Quiconque se voit accoler le sceau de «mauvais républicain» devient dangereux pour un système de valeurs, des institutions. Quand Anne Hidalgo demande à certaines personnes, à certaines personnalités ou organisations de lever des ambiguïtés vis-à-vis de la République, que reste-t-il des fronts républicains ? EELV et la France Insoumise deviennent-ils des organisations contre lesquelles il faut rassembler au cours d’une élection ? L’action de la majorité présidentielle ne vient-elle pas également fracturer la République ? Posons ici : la loi contre les séparatismes, le projet de loi sécurité globale, la suppression de l’impôt de solidarité sur la fortune ou encore le projet de décentralisation.
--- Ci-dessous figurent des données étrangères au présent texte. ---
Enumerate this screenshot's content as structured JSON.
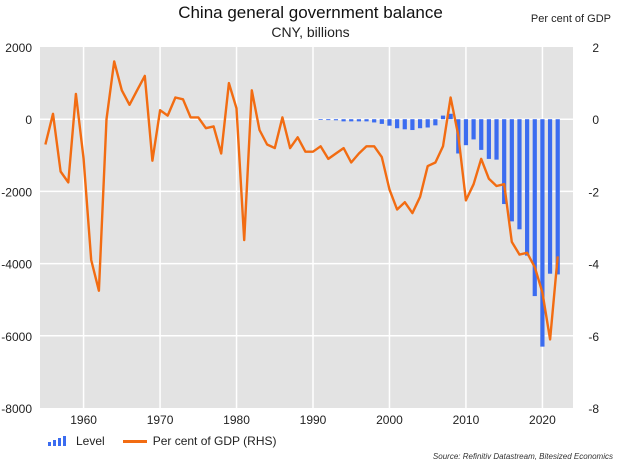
{
  "chart_data": {
    "type": "bar+line",
    "title": "China general government balance",
    "subtitle": "CNY, billions",
    "rhs_unit_label": "Per cent of GDP",
    "source": "Source: Refinitiv Datastream, Bitesized Economics",
    "x_ticks": [
      "1960",
      "1970",
      "1980",
      "1990",
      "2000",
      "2010",
      "2020"
    ],
    "left_axis": {
      "min": -8000,
      "max": 2000,
      "ticks": [
        "2000",
        "0",
        "-2000",
        "-4000",
        "-6000",
        "-8000"
      ]
    },
    "right_axis": {
      "min": -8,
      "max": 2,
      "ticks": [
        "2",
        "0",
        "-2",
        "-4",
        "-6",
        "-8"
      ]
    },
    "series": [
      {
        "name": "Level",
        "type": "bar",
        "axis": "left",
        "color": "#3b6cf0",
        "x": [
          1991,
          1992,
          1993,
          1994,
          1995,
          1996,
          1997,
          1998,
          1999,
          2000,
          2001,
          2002,
          2003,
          2004,
          2005,
          2006,
          2007,
          2008,
          2009,
          2010,
          2011,
          2012,
          2013,
          2014,
          2015,
          2016,
          2017,
          2018,
          2019,
          2020,
          2021,
          2022
        ],
        "values": [
          -20,
          -25,
          -30,
          -60,
          -60,
          -60,
          -60,
          -90,
          -130,
          -180,
          -250,
          -280,
          -300,
          -250,
          -230,
          -170,
          100,
          150,
          -950,
          -720,
          -560,
          -850,
          -1100,
          -1120,
          -2350,
          -2830,
          -3050,
          -3780,
          -4900,
          -6300,
          -4280,
          -4300
        ]
      },
      {
        "name": "Per cent of GDP (RHS)",
        "type": "line",
        "axis": "right",
        "color": "#f26c12",
        "x": [
          1955,
          1956,
          1957,
          1958,
          1959,
          1960,
          1961,
          1962,
          1963,
          1964,
          1965,
          1966,
          1967,
          1968,
          1969,
          1970,
          1971,
          1972,
          1973,
          1974,
          1975,
          1976,
          1977,
          1978,
          1979,
          1980,
          1981,
          1982,
          1983,
          1984,
          1985,
          1986,
          1987,
          1988,
          1989,
          1990,
          1991,
          1992,
          1993,
          1994,
          1995,
          1996,
          1997,
          1998,
          1999,
          2000,
          2001,
          2002,
          2003,
          2004,
          2005,
          2006,
          2007,
          2008,
          2009,
          2010,
          2011,
          2012,
          2013,
          2014,
          2015,
          2016,
          2017,
          2018,
          2019,
          2020,
          2021,
          2022
        ],
        "values": [
          -0.7,
          0.15,
          -1.45,
          -1.75,
          0.7,
          -1.1,
          -3.9,
          -4.75,
          0.0,
          1.6,
          0.8,
          0.4,
          0.8,
          1.2,
          -1.15,
          0.25,
          0.1,
          0.6,
          0.55,
          0.05,
          0.05,
          -0.25,
          -0.2,
          -0.95,
          1.0,
          0.3,
          -3.35,
          0.8,
          -0.3,
          -0.7,
          -0.8,
          0.05,
          -0.8,
          -0.5,
          -0.9,
          -0.9,
          -0.75,
          -1.1,
          -0.95,
          -0.8,
          -1.2,
          -0.95,
          -0.75,
          -0.75,
          -1.05,
          -1.95,
          -2.5,
          -2.3,
          -2.6,
          -2.15,
          -1.3,
          -1.2,
          -0.75,
          0.6,
          -0.45,
          -2.25,
          -1.8,
          -1.1,
          -1.65,
          -1.85,
          -1.8,
          -3.4,
          -3.75,
          -3.7,
          -4.1,
          -4.8,
          -6.1,
          -3.8
        ]
      }
    ],
    "legend": [
      "Level",
      "Per cent of GDP (RHS)"
    ],
    "grid": true
  }
}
Le projet macroniste ne vient-il pas augmenter les fractures au sein d’une population déjà divisée ?
Les socialistes qui sont prolixes quand il s’agit de parler de République ne sont que les tenants d’une République appauvrie, la République sans le socialisme, c’est-à-dire une République vide. Elle a été si évidée de sa substance qu’ils préfèrent regarder à gauche plutôt qu’à droite pour pointer du doigt des traîtres.
- Marion Beauvalet, étudiante à Paris Dauphine.